業界大手の不正、中古車業界への「風評」悪化による需要減少が懸念材料
帝国データバンクは7月27日、中古車小売最大手「ビッグモーター」の不正により動向が注目される中古車販売業界の現状と今後について調査・分析を行った。
それによると、まず22年度の中古車販売市場に関しては過去最高3.9兆円 新車不足に伴う需要拡大が追い風になったという。
より具体的に2022年度の中古車販売市場(事業者売上高ベース)は、前年度から0.3%増の3兆9073億円に到達。21年度の3兆8948億円を上回り、過去最高を更新した。
また売上高の動向では前年度から「増収」となった企業の割合は29%と、21年度時点に比べて縮小したものの、前年度並みを維持した企業の割合が多かった。なお市場シェアのトップは「ビッグモーター」(2022年9月期:推定約5800億円)で、中古車販売市場の約15%を占めた。
そもそも中古車販売市場は、東日本大震災の被災地を中心に需要が拡大した2011年度以降、19年度まで9年連続で拡大が続いた。
コロナ禍の影響を大きく受けた20年度は一旦減少したものの、21年度以降は新車販売で人気モデルやグレードで半導体不足などの影響を受けた供給量減、納車遅れ等が多発。
併せて完成車メーカーによる新車価格の値上げも相次いだことで、車検切れなどで発生したユーザーの買い替え需要を中心に、割安で即時納車が可能な中古車の人気が高まり、こうした中古車人気を背景に仕入価格の上昇が続き販売店での店頭価格が押し上げられたことも市場が拡大した要因となった。
なおユー・エス・エスによると、22年9月に中古車オークションでの成約額平均が過去最高となる122万円を記録した。一方、新車納期の遅れに伴う自動車の下取り件数減少で低走行・高年式の優良中古車などで獲得競争が激化し、中古車の十分な確保ができなかったことで販売台数を減らし、減収となった企業も多かった。
この22年を中心とした損益ベースでは、2022年度は「増益」が47%で最も多く、「減益」(30%)を含め81%が黒字となった。
中古車需要の増加に伴い、中古車オークションなどの成約価格が高騰したことで仕入価格が上昇した一方、堅調な需要を背景に店頭価格へ価格転嫁しやすかった企業が多かった他、利幅の大きい高価格帯のミニバンなどを取り扱うことで収益性を改善したケースも見られた。
一方、車両購入ユーザーを対象に車検など利益率の高い自動車整備ニーズも好調で、結果的に収益面では黒字となった企業が増加した。
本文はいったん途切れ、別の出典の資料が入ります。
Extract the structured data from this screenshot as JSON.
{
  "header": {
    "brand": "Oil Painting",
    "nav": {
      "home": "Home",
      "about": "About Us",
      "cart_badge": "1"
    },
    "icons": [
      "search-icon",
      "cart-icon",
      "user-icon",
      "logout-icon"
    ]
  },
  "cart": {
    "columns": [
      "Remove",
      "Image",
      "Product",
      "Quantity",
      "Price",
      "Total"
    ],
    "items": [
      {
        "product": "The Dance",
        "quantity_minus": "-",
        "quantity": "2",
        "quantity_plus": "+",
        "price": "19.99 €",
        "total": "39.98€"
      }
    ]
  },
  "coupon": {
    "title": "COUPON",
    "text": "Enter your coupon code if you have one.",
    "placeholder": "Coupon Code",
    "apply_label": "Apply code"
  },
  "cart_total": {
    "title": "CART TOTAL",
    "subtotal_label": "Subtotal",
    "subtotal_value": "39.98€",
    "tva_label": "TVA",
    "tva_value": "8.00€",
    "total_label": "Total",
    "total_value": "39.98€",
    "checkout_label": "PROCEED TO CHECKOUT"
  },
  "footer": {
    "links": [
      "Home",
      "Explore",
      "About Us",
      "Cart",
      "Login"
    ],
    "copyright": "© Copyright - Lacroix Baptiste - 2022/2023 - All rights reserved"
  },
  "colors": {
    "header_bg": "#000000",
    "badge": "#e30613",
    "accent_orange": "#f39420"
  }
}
「赤字」となった企業では、店舗出店など業容拡大や、人件費の増加による販管費の増加を反映した企業が多かった。
結果、2022年度の中古車販売市場は、新車生産の遅れなどを背景に過去最高の3.9兆円に達した。但し足元では、部品調達難の解消などを背景に国内完成車大手の新車生産台数は回復傾向にある。
割安な中古車人気は依然として高い水準にはあるものの、22年度後半以降は成約台数・単価ともに頭打ちが続くなど変調の兆しがみられる。中古車相場の下落により、高値圏での仕入れを余儀なくされた中古車販売店では「逆ザヤ」による収益悪化が徐々に広がるとした。
加えて売上高で市場シェアの1割超を占める業界最大手のビッグモーター(東京・港)による不正の影響を受け、消費者の不信感などから中古車需要の減少など風評悪化による影響が懸念される。
旺盛な中古車需要と、販売単価の上昇に支えられた中古車販売市場の拡大ペースは、23年度にも一服する可能性があると結んでいる。